December 27th, 2010 in Improve English
That is simply a connector. That-clauses can have various functions in sentences. A that-clause, for example, can be the subject or object of a verb.
Verb pattern: subject + verb + that-clause
We hoped that we would win.
The teacher said that honesty is the best policy.
Mother suggested that I should consult a doctor.
He admitted that he had stolen the watch.
They complained that they had not been treated fairly.
We knew that the next day would be difficult.
I regretted that I was not going to be at the meeting.
I knew that she was innocent.
Common verbs that can be followed by that-clauses are: say, think, imagine, suppose, know, believe, admit, confess, suggest, complain, hope, expect, fear, feel, hear, show, understand and wonder.
Note that that is often omitted especially after verbs like say, think, suppose, hope and expect.
Alice said that she was feeling better. OR Alice said she was feeling better.
I thought that I would be late.

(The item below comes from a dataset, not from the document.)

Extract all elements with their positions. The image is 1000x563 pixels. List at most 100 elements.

OR I thought I would be late.
In an informal style that is sometimes left out in some common two-word conjunctions such as so that, such…that, supposing that etc.
Hurry up so (that) we won’t miss the train.
You can borrow my car provided (that) you bring it back tomorrow.
A that-clause can also follow a noun / pronoun.
Subject + verb + noun/ pronoun + that-clause
He told me that he was coming.
I warned him that he shouldn’t repeat it.
She assured me that she would help.
They have informed us that they are leaving this afternoon.
He convinced me that he could do the work well.